Aicon is pleased to present Black-word, a much-anticipated New York exhibition of new paintings and drawings by Mequitta Ahuja. Black-word is the second U.S. solo exhibition of the American-born artist with the gallery. The thematic heart of the show is genealogy—Ahuja’s research, a collaboration with her deceased grandmother who started researching and writing the family story in the 1940s.
While Ahuja is best known for her large-scale self-portraits, In Ahuja’s 2020 exhibition with the gallery Ma, the artist expanded her representation to include the image of her mother. In this new work, Ahuja goes further, centralizing images of her 19th-century Black ancestors as she imagines them from documentary evidence, including letters and written descriptions in government documents and photographs of their descendants (the artist inherited hundreds of photos from her grandmother). By setting her own image to the side while centralizing pictures and words of or about her ancestors, Ahuja’s new work simultaneously marks a radical departure from her oeuvre and its logical extension. In Black-word, Ahuja retains her signature themes: identity, autobiography, the creative imagination, and history—both personal and painterly. She references the classical marriage portrait and paintings of the Christian holy family, including the breastfeeding Madonna, and, using a strategy of medieval and renaissance art —scrolling ribbons of text “banderoles” that further animate and relate the stories depicted, Ahuja tells the story of her maternal lineage, claiming both her family story and the story of the Western figurative tradition as hers.
From portrait to multiple figure painting, text painting and still life, bright color palette to near-grey-scale, Ahuja demonstrates her vast skill and painterly interests. She exploits the traditional portrait composition of the powerfully stable triangle. Still, she imbues that triangle with architectural dimensionality forcing her naturalism to reside with her other investigations of form, including their grasp-ability–forms that appear to jut into the viewers’ own space, such as Milly’s breast in As They Please, In a Free State and Babble. In these works, the artist repeats and reconfigures her imagery—showing Ahuja’s iterative process of invention, extension, and refinement.

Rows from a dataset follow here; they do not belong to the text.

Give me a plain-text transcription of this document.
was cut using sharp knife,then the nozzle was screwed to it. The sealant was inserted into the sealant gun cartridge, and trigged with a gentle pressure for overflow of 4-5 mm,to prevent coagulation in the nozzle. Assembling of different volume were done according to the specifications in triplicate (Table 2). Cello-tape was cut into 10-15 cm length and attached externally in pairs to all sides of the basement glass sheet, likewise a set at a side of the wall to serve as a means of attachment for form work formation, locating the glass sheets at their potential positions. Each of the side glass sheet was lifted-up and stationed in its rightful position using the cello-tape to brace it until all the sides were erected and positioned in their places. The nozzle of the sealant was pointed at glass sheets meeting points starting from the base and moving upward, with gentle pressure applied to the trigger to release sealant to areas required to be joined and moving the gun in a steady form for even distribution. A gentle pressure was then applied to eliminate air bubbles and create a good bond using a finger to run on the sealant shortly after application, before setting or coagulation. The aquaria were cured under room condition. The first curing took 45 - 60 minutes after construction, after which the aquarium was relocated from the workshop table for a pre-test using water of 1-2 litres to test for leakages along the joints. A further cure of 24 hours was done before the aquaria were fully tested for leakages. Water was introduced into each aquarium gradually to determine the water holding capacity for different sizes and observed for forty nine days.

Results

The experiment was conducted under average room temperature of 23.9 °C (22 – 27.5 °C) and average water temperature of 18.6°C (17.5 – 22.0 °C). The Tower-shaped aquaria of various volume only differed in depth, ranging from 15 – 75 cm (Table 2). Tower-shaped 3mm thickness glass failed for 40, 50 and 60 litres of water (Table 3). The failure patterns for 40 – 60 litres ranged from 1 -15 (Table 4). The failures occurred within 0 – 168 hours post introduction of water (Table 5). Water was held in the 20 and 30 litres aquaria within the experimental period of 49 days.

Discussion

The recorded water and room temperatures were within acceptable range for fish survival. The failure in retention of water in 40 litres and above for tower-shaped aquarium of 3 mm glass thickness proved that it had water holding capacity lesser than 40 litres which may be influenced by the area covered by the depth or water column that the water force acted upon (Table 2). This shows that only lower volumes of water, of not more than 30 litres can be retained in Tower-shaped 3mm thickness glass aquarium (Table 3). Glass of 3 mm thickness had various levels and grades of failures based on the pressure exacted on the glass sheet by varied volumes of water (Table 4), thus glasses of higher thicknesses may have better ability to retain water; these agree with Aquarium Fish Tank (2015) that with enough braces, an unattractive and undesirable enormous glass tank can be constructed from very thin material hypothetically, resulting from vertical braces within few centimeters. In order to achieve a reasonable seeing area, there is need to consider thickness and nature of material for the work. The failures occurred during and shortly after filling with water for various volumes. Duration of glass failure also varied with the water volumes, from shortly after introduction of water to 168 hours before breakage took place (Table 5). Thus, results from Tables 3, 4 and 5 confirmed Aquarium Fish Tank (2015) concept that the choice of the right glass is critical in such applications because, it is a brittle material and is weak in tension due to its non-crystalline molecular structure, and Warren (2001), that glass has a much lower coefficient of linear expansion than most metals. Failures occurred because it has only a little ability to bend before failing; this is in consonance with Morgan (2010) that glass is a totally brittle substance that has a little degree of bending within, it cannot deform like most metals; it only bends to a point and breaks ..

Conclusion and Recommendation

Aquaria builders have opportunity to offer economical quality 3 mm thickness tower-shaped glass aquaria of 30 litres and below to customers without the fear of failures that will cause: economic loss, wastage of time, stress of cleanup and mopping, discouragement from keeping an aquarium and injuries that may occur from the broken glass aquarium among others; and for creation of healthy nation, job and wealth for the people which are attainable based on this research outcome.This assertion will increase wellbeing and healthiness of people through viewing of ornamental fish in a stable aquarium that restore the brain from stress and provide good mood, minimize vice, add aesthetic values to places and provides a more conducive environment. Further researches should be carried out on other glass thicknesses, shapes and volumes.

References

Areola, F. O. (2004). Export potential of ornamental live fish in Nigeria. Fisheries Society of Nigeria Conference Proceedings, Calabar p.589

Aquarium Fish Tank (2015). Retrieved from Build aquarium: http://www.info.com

Much of Ahuja’s primary genealogical sources were written by White people about or on behalf of her Black ancestors. The artist understands this as erasure, even as it’s a form of access and visibility. “It simultaneously and paradoxically makes visible AND obscures my Black ancestor’s own words and stories,” the artist says. “Our story is buried beneath that of these White protagonists who, in letters and records, document and chronicle their own lives.”
In this body of work, Ahuja focused primarily on the mid-life story of two of her Black ancestors, Milly Morris and Henry Knox, who separated in 1838 due to their differing status—he an enslaved man, she a free woman of color. After months of deep research, Ahuja found her main text; she paints words from an 1838 letter, which the artist and Jordan Landes—library curator of the Friends Historical Library of Swarthmore College, located in the archived papers of a White Quaker aptly named Aaron White. Aaron and his cousin David were among a few Quakers who aided in the removal of free people of color, including Ahuja’s great, great, great, great grandmother Milly Morris and her seven free children, out of the slave state of North Carolina to Indiana, during that state’s early settlement. Though never recognized as such, Milly and her seven children were a “first family” of Indiana. In As They Please, Ahuja’s own “Madonna del Latte,” the baby interrupts the act of breastfeeding to identify its mother by her alliterative name Milly Malica Morris. In this work, Ahuja also includes something rarely seen in paintings, a footnote!
In Portrait of Henry, Ahuja depicts not mother and child but father and baby, re-envisioning Henry’s status as a slave “hand” through the depiction of his three sets of hands, including hands from which his speech emanates. In Cousin, Portrait of Henry and Milly is Yet at Aunt’s Cabin, Ahuja hand copies the handwriting found in the 1838 letter written by David White. Cousin is a rare still-life painting by the artist.
Ahuja views painting as a received form, its own kind of inheritance. She visually catalogues painting conventions established over centuries while using those conventions to make new meanings. Ahuja’s works are layered with meaning—discourses of the personal and the painterly.